Summary of recent meeting.

Perhaps a not-python-specific version of this could go into the shared implementation.
2026-04-29 10:45:15 +02:00 · 2020-06-15 08:01:02 +02:00
parent 375da38765
commit 1af2e56894
1 changed files with 106 additions and 0 deletions
--- a/python/ql/src/semmle/code/python/dataflow/internal/readme.md
+++ b/python/ql/src/semmle/code/python/dataflow/internal/readme.md
@@ -0,0 +1,106 @@
+# Using the shared dataflow library
+
+## File organisation
+
+The files currently live in `semmle/code/python` (whereas the exisitng implementation lives in `semmle/python/dataflow`).
+
+In there is found `DataFlow.qll`, `DataFlow2.qll` etc. which refer to `internal\DataFlowImpl`, `internal\DataFlowImpl2` etc. respectively. The `DataFlowImplN`-files are all identical copies to avoid mutual recursion. They start off by including two files `internal\DataFlowImplCommon` and `internal\DataFlowImplSpecific`. The former contains all the language-agnostic definitions, while the latter is where we describe our favorite language. `Sepcific` simply forwards to two other files `internal/DataFlowPrivate.qll` and `internal/DataFlowPublic.qll`. Definitions in the former will be hidden behind a `private` modifier, while those in the latter can be referred to in data flow queries. For instance, the definition of `DataFlow::Node` should likely be in `DataFlowPublic.qll`.
+
+## Define the dataflow graph
+
+In order to use the dataflow library, we need to define the dataflow graph,
+that is define the nodes and the edges.
+
+### Define the nodes
+
+The nodes are defined in the type `DataFlow::Node` (found in `DataFlowPublic.qll`).

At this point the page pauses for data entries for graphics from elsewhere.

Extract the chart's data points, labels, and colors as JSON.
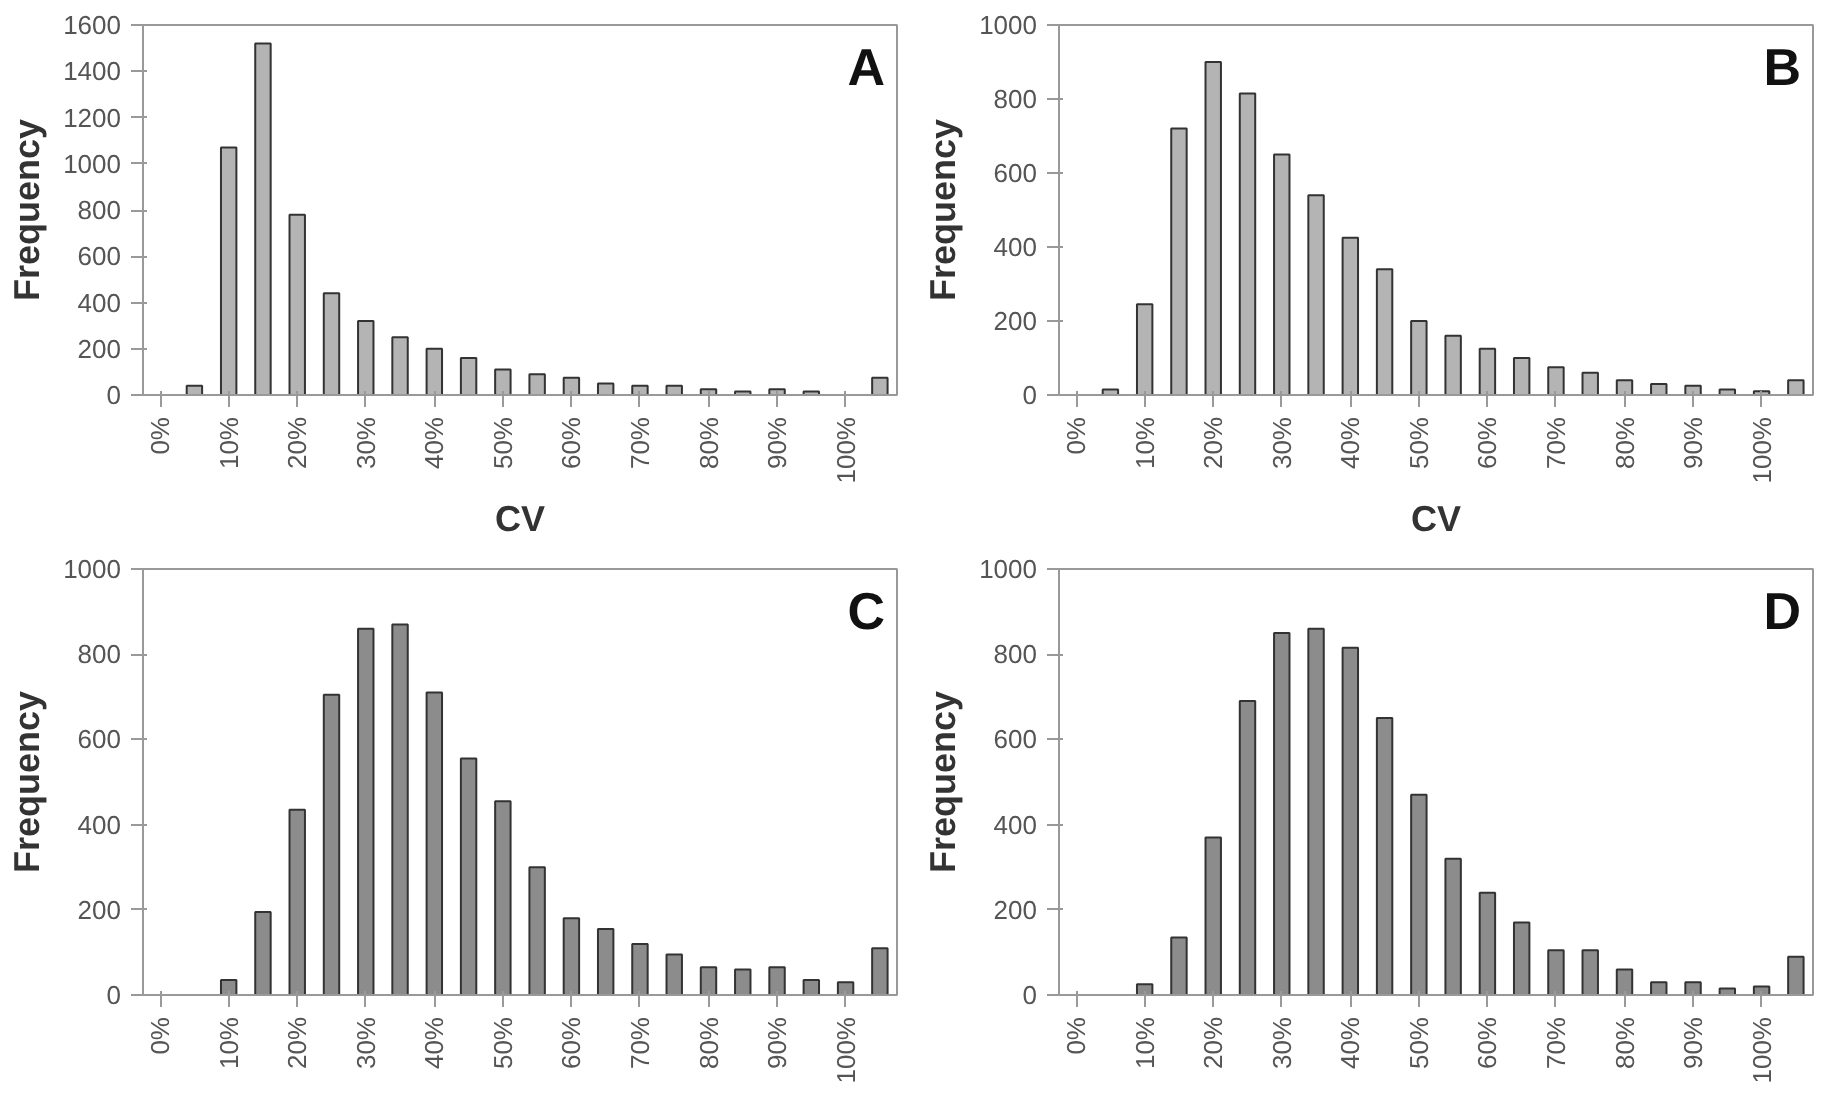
{
  "chart_data": [
    {
      "type": "bar",
      "title": "A",
      "xlabel": "CV",
      "ylabel": "Frequency",
      "categories": [
        "0%",
        null,
        "10%",
        null,
        "20%",
        null,
        "30%",
        null,
        "40%",
        null,
        "50%",
        null,
        "60%",
        null,
        "70%",
        null,
        "80%",
        null,
        "90%",
        null,
        "100%",
        null
      ],
      "values": [
        0,
        40,
        1070,
        1520,
        780,
        440,
        320,
        250,
        200,
        160,
        110,
        90,
        75,
        50,
        40,
        40,
        25,
        15,
        25,
        15,
        0,
        75
      ],
      "color": "#b4b4b4",
      "ylim": [
        0,
        1600
      ],
      "yticks": [
        0,
        200,
        400,
        600,
        800,
        1000,
        1200,
        1400,
        1600
      ],
      "grid": false
    },
    {
      "type": "bar",
      "title": "B",
      "xlabel": "CV",
      "ylabel": "Frequency",
      "categories": [
        "0%",
        null,
        "10%",
        null,
        "20%",
        null,
        "30%",
        null,
        "40%",
        null,
        "50%",
        null,
        "60%",
        null,
        "70%",
        null,
        "80%",
        null,
        "90%",
        null,
        "100%",
        null
      ],
      "values": [
        0,
        15,
        245,
        720,
        900,
        815,
        650,
        540,
        425,
        340,
        200,
        160,
        125,
        100,
        75,
        60,
        40,
        30,
        25,
        15,
        10,
        40
      ],
      "color": "#b4b4b4",
      "ylim": [
        0,
        1000
      ],
      "yticks": [
        0,
        200,
        400,
        600,
        800,
        1000
      ],
      "grid": false
    },
    {
      "type": "bar",
      "title": "C",
      "ylabel": "Frequency",
      "categories": [
        "0%",
        null,
        "10%",
        null,
        "20%",
        null,
        "30%",
        null,
        "40%",
        null,
        "50%",
        null,
        "60%",
        null,
        "70%",
        null,
        "80%",
        null,
        "90%",
        null,
        "100%",
        null
      ],
      "values": [
        0,
        0,
        35,
        195,
        435,
        705,
        860,
        870,
        710,
        555,
        455,
        300,
        180,
        155,
        120,
        95,
        65,
        60,
        65,
        35,
        30,
        110
      ],
      "color": "#8c8c8c",
      "ylim": [
        0,
        1000
      ],
      "yticks": [
        0,
        200,
        400,
        600,
        800,
        1000
      ],
      "grid": false
    },
    {
      "type": "bar",
      "title": "D",
      "ylabel": "Frequency",
      "categories": [
        "0%",
        null,
        "10%",
        null,
        "20%",
        null,
        "30%",
        null,
        "40%",
        null,
        "50%",
        null,
        "60%",
        null,
        "70%",
        null,
        "80%",
        null,
        "90%",
        null,
        "100%",
        null
      ],
      "values": [
        0,
        0,
        25,
        135,
        370,
        690,
        850,
        860,
        815,
        650,
        470,
        320,
        240,
        170,
        105,
        105,
        60,
        30,
        30,
        15,
        20,
        90
      ],
      "color": "#8c8c8c",
      "ylim": [
        0,
        1000
      ],
      "yticks": [
        0,
        200,
        400,
        600,
        800,
        1000
      ],
      "grid": false
    }
  ]
}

+This should likely be an IPA type, so we can extend it as needed.
+
+Typical cases needed to construct the call graph include
+ - argument node
+ - parameter node
+ - return node
+
+Typical extensions include
+ - postupdate nodes
+ - implicit `this`-nodes
+
+### Define the edges
+
+The edges split into local flow (within a function) and global flow (the call graph, between functions/procedures).
+
+Extra flow, such as reading from and writing to global variables, can be captured in `jumpStep`.
+The local flow should be obtainalble from an SSA computation.
+
+The global flow should be obtainable from a `PointsTo` analysis. It is specified via `viableCallable` and
+`getAnOutNode`. Consider making `ReturnKind` a singleton IPA type as in java.
+
+If complicated dispatch needs to be modelled, try using the `[reduced|pruned]viable*` predicates.
+
+## Field flow
+
+To track flow through fields we need to provide a model of fields, that is the `Content` class.
+
+Field access is specified via `read_step` and `store_step`.
+
+Work is being done to make field flow handle lists and dictionaries and the like.
+
+`PostUpdateNode`s become important when field flow is used, as they track modifications to fields resulting from function calls.
+
+## Type pruning
+
+If type information is available, flows can be discarded on the grounds of type mismatch.
+
+Tracked types are given by the class `DataFlowType` and the predicate `getTypeBound`, and compatibility is recorded in the predicate `compatibleTypes`.
+
+Further, possible casts are given by the class `CastNode`.
+
+---
+
+# Plan
+
+## Stage I, data flow
+
+### Phase 0, setup
+Define minimal IPA type for `DataFlow::Node`
+Define all required predicates empty (via `none()`),
+except `compatibleTypes` which should be `any()`.
+Define `ReturnKind`, `DataFlowType`, and `Content` as singleton IPA types.
+
+
+### Phase 1, local flow
+Implement `simpleLocalFlowStep` based on the existing SSA computation
+
+### Phase 2, local flow
+Implement `viableCallable` and `getAnOutNode` based on the existing predicate `PointsTo`.
+
+### Phase 3, field flow
+Redefine `Content` and implement `read_step` and `store_step`.
+
+Review use of post-update nodes.
+
+### Phase 4, type pruning
+Use type trackers to obtain relevant type information and redefine `DataFlowType` to contain appropriate cases. Record the type information in `getTypeBound`.
+
+Implement `compatibleTypes` (perhaps simply as the identity).
+
+If necessary, re-implement `getErasedRepr` and `ppReprType`.
+
+If necessary, redefine `CastNode`.
+
+### Phase 5, bonus
+Review possible use of `[reduced|pruned]viable*` predicates.
+
+Review need for more elaborate `ReturnKind`.
+
+Review need for non-empty `jumpStep`.
+
+Review need for non-empty `isUnreachableInCall`.
+
+## Stage II, taint tracking
+
+# Phase 0, setup
+Implement all predicates empty.
+
+# Phase 1, experiments
+Try recovering an existing taint tracking query by implementing sources, sinks, sanitizers, and barriers.